« J'étais avec les Absarokees quand ils ont quitté le champ de bataille comme une volée de moineaux. J'ai vu des Navajos poursuivre une antilope à pied, et étouffer son dernier soupir avec une poignée de pollen de maïs... Une femme du nom de Celle-qui-saisit-ce-qui-est-profond, m'a appris à danser, et une fois j'ai dansé jusqu'à pénétrer le soleil. Mais à l'automne 1826, dans le bassin de la Judith, un Pied-noir nommé Coyote-dans-le-camp m'avait déjà dit que tout ce que j'apprenais était faux. » — Le site d'une rivière, par Barry Lopez.
* * *
Le Gange coule partout.
C'est un fait difficile à saisir, quand on se tient sur ses rives en face de la ville de Bhagalpur, dans l'arrière-pays appauvri de l'Inde de l'Est.

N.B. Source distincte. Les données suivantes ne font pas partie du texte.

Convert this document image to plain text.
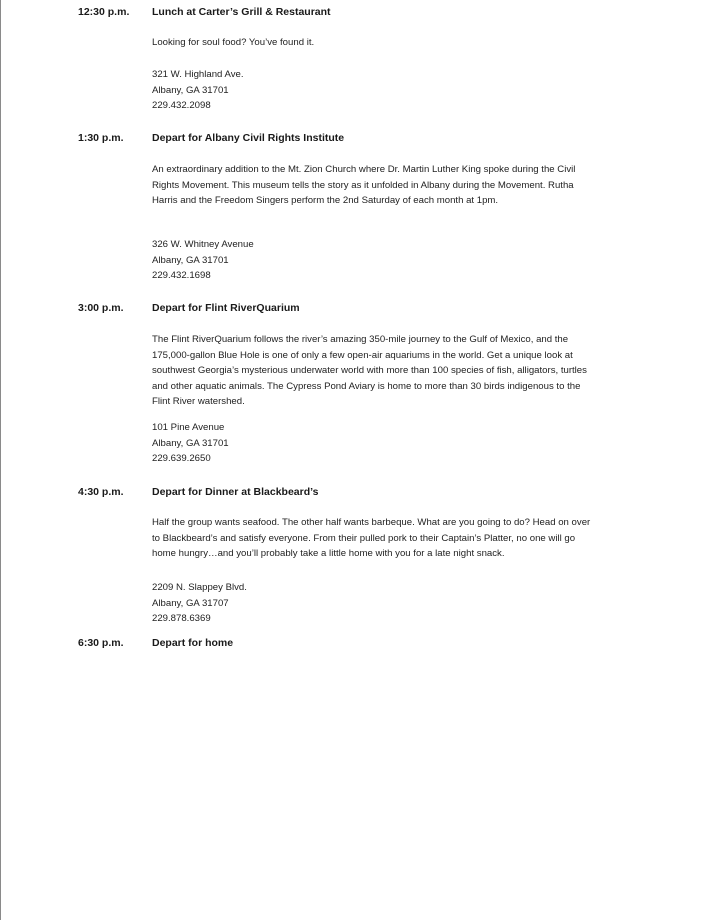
12:30 p.m. Lunch at Carter’s Grill & Restaurant
Looking for soul food? You’ve found it.
321 W. Highland Ave.
Albany, GA 31701
229.432.2098
1:30 p.m.	Depart for Albany Civil Rights Institute
An extraordinary addition to the Mt. Zion Church where Dr. Martin Luther King spoke during the Civil Rights Movement. This museum tells the story as it unfolded in Albany during the Movement. Rutha Harris and the Freedom Singers perform the 2nd Saturday of each month at 1pm.
326 W. Whitney Avenue
Albany, GA 31701
229.432.1698
3:00 p.m.	Depart for Flint RiverQuarium
The Flint RiverQuarium follows the river’s amazing 350-mile journey to the Gulf of Mexico, and the 175,000-gallon Blue Hole is one of only a few open-air aquariums in the world. Get a unique look at southwest Georgia’s mysterious underwater world with more than 100 species of fish, alligators, turtles and other aquatic animals. The Cypress Pond Aviary is home to more than 30 birds indigenous to the Flint River watershed.
101 Pine Avenue
Albany, GA 31701
229.639.2650
4:30 p.m.	Depart for Dinner at Blackbeard’s
Half the group wants seafood. The other half wants barbeque. What are you going to do? Head on over to Blackbeard’s and satisfy everyone. From their pulled pork to their Captain’s Platter, no one will go home hungry…and you’ll probably take a little home with you for a late night snack.
2209 N. Slappey Blvd.
Albany, GA 31707
229.878.6369
6:30 p.m.	Depart for home
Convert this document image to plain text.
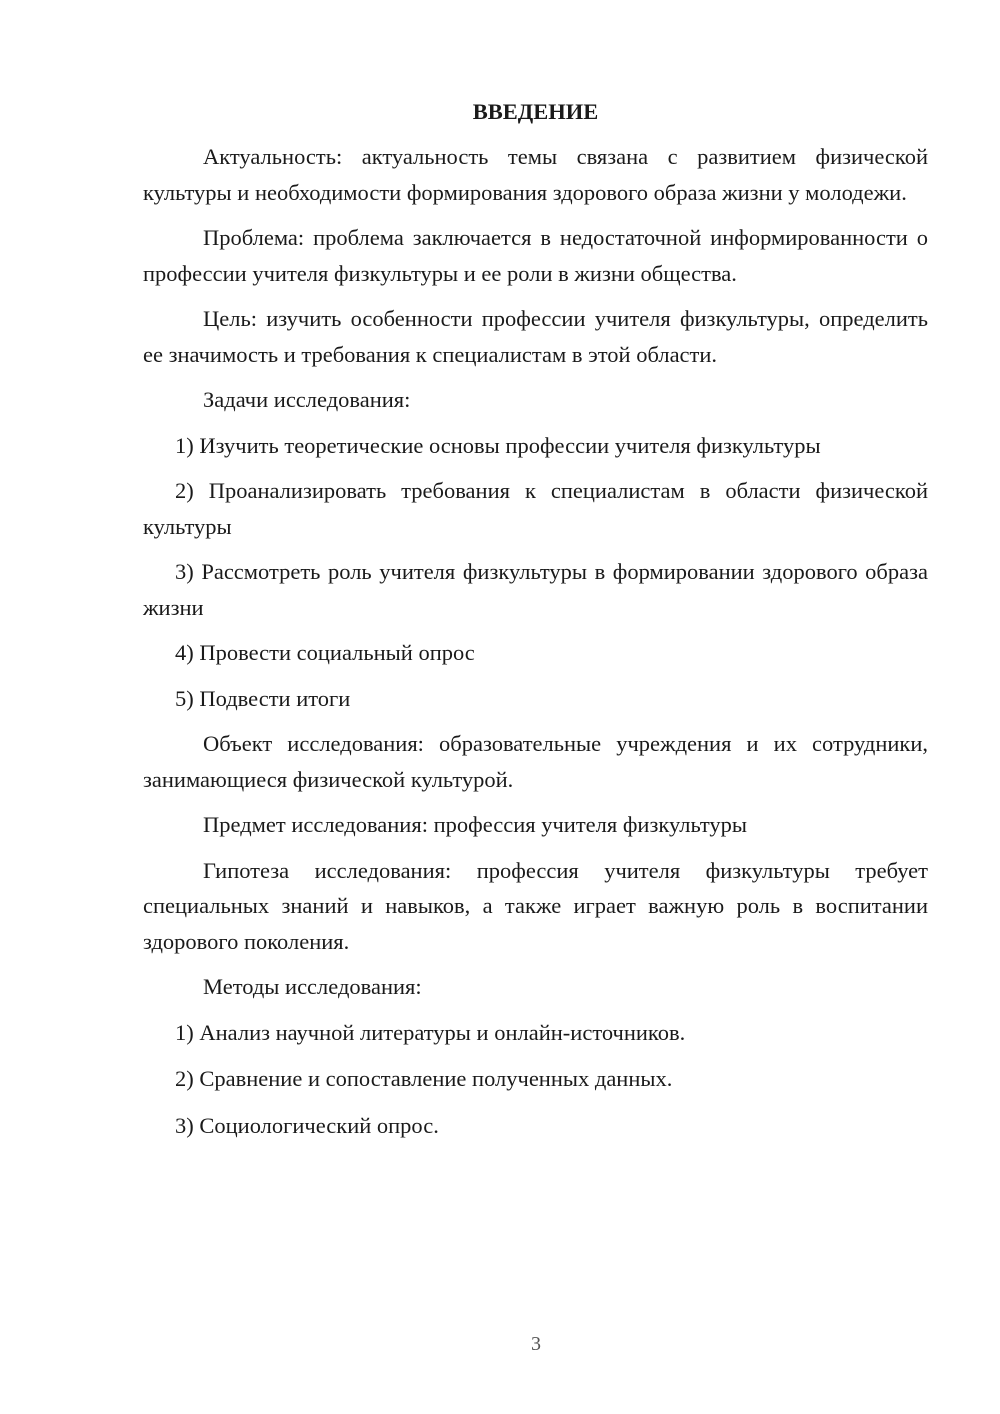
ВВЕДЕНИЕ

Актуальность: актуальность темы связана с развитием физической культуры и необходимости формирования здорового образа жизни у молодежи.

Проблема: проблема заключается в недостаточной информированности о профессии учителя физкультуры и ее роли в жизни общества.

Цель: изучить особенности профессии учителя физкультуры, определить ее значимость и требования к специалистам в этой области.

Задачи исследования:

1) Изучить теоретические основы профессии учителя физкультуры

2) Проанализировать требования к специалистам в области физической культуры

3) Рассмотреть роль учителя физкультуры в формировании здорового образа жизни

4) Провести социальный опрос

5) Подвести итоги

Объект исследования: образовательные учреждения и их сотрудники, занимающиеся физической культурой.

Предмет исследования: профессия учителя физкультуры

Гипотеза исследования: профессия учителя физкультуры требует специальных знаний и навыков, а также играет важную роль в воспитании здорового поколения.

Методы исследования:

1) Анализ научной литературы и онлайн-источников.

2) Сравнение и сопоставление полученных данных.

3) Социологический опрос.

3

La rivière nourricière du sous-continent — dont les flots alimentent le corps et l'âme d'un demi-milliard d'humains — glisse en un seul volumineux tracé d'un kilomètre de large : une ceinture d'eau, ancestrale et puissante, se déplaçant vers l'est et le sud-est, de sa source dans le glacier himalayen réduit de Gangotri, vers l'étouffant golfe du Bengale. Les eaux du Gange s'éclairent dans la lumière matinale. Elles deviennent d'abord brunes de boue, puis d'un bleu laiteux et flou, et scintillent à l'horizon, pâlissant avant de disparaître dans la pâleur blanchâtre du ciel.
A conveyor of sky-wept water where blind dolphins swim: The Ganges at the Vikramshila Gangetic Dolphin Sanctuary, Bhagalpur.
Out of Eden Walk
Par leur direction, les rivières réconfortent. Elles racontent une histoire familière. Elles sont les biographes du paysage. Elles ont une source, un débit, une fin. Comme nous, elles naissent, grandissent et meurent. Ondulant entre leurs rives, elles semblent tourbillonner sans relâche dans une même direction : vers le futur. Mais tout cela est faux et n'est qu'illusion.
Mahendra Mandal m'explique dans son champ de tomates.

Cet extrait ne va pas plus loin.